Here is a most valuable analysis of the Judicial Committee’s jurisdiction. Never before has there been collected cases showing the principles on which the Judicial Committee acts in criminal cases. Here, too, is an interesting discussion of the future of the Judicial Committee. Should it be reinforced by Judges from the Commonwealth? Should it travel round, as it were, on circuit? There are difficulties on which Sir Kenneth comments. But they should be overcome. The rival suggestion of a Supreme Court of the Commonwealth has not commanded general acceptance. We should reform the Judicial Committee to fit the conditions of today.
We all know that the independence of the Judges is one of the pillars of the Rule of Law. The accepted view is that in England Judges are not to be removed except for misconduct and then only on the petition of both Houses of Parliament. Sir Kenneth challenges this. He suggests that they can be removed for misconduct “by other means,” namely, by judicial process. It is noteworthy that this suggestion has been carried into some of the Constitutions of the newly independent territories, Often there is provision for an inquiry by a tribunal of judges. This is, no doubt, wise. It is quite the best way.

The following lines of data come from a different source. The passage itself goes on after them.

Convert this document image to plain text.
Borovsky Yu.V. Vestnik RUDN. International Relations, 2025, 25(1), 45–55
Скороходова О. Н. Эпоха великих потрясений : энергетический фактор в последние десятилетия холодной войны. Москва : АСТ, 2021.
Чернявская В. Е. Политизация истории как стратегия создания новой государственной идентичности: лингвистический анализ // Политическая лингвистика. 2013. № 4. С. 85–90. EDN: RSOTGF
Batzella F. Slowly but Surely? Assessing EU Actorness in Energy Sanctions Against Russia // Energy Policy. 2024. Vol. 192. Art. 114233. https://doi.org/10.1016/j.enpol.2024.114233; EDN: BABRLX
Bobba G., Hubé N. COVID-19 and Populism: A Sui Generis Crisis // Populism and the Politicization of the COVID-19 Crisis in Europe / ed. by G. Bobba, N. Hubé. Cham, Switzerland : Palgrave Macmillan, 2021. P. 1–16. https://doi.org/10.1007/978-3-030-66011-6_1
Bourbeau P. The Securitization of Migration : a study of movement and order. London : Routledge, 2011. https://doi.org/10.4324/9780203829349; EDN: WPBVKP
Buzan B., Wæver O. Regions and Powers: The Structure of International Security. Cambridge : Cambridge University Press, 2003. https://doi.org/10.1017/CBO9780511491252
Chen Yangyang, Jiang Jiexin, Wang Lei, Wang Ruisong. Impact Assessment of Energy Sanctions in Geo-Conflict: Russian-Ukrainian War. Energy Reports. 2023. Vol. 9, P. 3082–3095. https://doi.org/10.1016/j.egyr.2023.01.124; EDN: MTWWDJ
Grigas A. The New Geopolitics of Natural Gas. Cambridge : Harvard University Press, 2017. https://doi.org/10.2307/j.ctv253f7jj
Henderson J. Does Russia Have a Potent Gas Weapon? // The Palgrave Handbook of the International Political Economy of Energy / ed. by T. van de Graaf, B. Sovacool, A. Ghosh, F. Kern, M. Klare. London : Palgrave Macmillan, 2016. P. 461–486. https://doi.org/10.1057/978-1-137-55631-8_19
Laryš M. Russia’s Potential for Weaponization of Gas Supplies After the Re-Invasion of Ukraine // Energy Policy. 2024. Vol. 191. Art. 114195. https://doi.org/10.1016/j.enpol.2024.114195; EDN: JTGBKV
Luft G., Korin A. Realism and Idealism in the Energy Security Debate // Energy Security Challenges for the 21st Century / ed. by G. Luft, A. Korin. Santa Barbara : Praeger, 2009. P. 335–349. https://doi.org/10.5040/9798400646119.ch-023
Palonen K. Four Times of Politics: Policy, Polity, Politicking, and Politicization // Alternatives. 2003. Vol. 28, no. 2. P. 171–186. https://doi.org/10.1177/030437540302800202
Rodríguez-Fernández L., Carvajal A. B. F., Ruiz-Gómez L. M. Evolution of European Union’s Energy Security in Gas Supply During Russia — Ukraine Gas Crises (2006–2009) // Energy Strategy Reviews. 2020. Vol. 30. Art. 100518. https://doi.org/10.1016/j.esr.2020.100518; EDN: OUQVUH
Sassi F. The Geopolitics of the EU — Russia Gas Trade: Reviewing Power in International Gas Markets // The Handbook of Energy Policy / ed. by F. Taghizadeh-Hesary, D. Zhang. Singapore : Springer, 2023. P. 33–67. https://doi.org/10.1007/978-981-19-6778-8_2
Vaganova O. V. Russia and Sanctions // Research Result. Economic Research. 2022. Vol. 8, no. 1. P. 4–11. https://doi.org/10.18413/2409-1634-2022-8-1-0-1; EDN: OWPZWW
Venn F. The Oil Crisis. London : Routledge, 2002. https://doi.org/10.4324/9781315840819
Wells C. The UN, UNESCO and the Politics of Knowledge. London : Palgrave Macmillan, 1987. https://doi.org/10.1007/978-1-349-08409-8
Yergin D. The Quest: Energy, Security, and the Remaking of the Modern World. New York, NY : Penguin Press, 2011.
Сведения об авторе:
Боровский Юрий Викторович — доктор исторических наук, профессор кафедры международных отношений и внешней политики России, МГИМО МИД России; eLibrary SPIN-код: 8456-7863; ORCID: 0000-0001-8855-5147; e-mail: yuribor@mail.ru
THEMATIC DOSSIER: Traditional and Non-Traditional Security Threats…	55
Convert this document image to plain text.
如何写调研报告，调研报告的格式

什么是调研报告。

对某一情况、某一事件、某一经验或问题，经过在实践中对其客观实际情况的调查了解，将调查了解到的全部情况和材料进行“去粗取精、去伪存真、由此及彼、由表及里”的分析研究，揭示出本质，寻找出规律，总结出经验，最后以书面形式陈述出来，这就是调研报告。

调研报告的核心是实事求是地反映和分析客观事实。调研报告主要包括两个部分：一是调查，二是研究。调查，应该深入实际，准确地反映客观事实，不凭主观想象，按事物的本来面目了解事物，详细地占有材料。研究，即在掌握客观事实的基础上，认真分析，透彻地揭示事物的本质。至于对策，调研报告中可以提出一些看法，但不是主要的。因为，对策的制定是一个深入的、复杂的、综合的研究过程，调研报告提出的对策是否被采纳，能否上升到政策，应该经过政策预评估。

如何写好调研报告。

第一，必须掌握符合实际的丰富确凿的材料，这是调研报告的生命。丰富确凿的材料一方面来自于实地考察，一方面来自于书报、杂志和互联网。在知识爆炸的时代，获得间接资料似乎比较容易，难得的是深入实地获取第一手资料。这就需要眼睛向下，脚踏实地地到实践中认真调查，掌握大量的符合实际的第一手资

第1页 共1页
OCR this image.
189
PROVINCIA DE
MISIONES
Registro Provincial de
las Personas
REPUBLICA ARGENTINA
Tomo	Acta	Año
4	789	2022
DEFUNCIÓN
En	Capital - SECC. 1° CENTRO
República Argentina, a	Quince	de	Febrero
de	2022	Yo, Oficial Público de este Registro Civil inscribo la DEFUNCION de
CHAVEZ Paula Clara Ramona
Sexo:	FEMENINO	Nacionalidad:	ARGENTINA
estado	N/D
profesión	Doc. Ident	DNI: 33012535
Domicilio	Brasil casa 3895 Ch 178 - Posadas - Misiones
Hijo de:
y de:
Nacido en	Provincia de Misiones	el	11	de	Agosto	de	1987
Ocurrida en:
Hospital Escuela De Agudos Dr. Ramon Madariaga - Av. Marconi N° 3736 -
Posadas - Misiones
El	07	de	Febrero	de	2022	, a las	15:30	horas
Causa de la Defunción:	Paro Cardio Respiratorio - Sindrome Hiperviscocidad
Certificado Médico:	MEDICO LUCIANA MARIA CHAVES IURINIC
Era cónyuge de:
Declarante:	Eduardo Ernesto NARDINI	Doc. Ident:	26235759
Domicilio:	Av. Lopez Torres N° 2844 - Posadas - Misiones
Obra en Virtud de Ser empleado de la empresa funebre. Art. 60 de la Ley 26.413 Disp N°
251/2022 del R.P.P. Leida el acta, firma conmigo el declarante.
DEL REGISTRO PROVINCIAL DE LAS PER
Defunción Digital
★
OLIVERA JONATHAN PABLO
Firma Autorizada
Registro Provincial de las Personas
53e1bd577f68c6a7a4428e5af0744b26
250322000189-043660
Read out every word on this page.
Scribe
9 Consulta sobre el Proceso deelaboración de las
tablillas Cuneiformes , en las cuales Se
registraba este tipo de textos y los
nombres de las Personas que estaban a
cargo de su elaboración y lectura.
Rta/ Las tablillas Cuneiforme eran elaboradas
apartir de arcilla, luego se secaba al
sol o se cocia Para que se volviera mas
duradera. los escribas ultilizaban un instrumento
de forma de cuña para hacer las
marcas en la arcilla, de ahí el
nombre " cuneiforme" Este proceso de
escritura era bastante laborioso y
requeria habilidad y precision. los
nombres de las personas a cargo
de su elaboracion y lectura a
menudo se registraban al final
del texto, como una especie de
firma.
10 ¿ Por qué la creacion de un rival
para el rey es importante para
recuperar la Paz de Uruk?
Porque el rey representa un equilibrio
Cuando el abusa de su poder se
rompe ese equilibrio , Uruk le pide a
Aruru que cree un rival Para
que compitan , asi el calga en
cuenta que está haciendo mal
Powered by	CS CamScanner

Lastly there is here in the first Appendix a most valuable synopsis dealing with all the territories of the Commonwealth, their history, constitution, judicature and basic law. Everyone who has dealings with the Commonwealth will find this a handbook to which he will turn continually. I know I will.
So at last we have the book to tell us all we need of the laws of the Commonwealth and Colonies. Sir Kenneth is to be thanked and congratulated.
The Right Hon. The Master of the Rolls, Lord Denning January 27, 1966.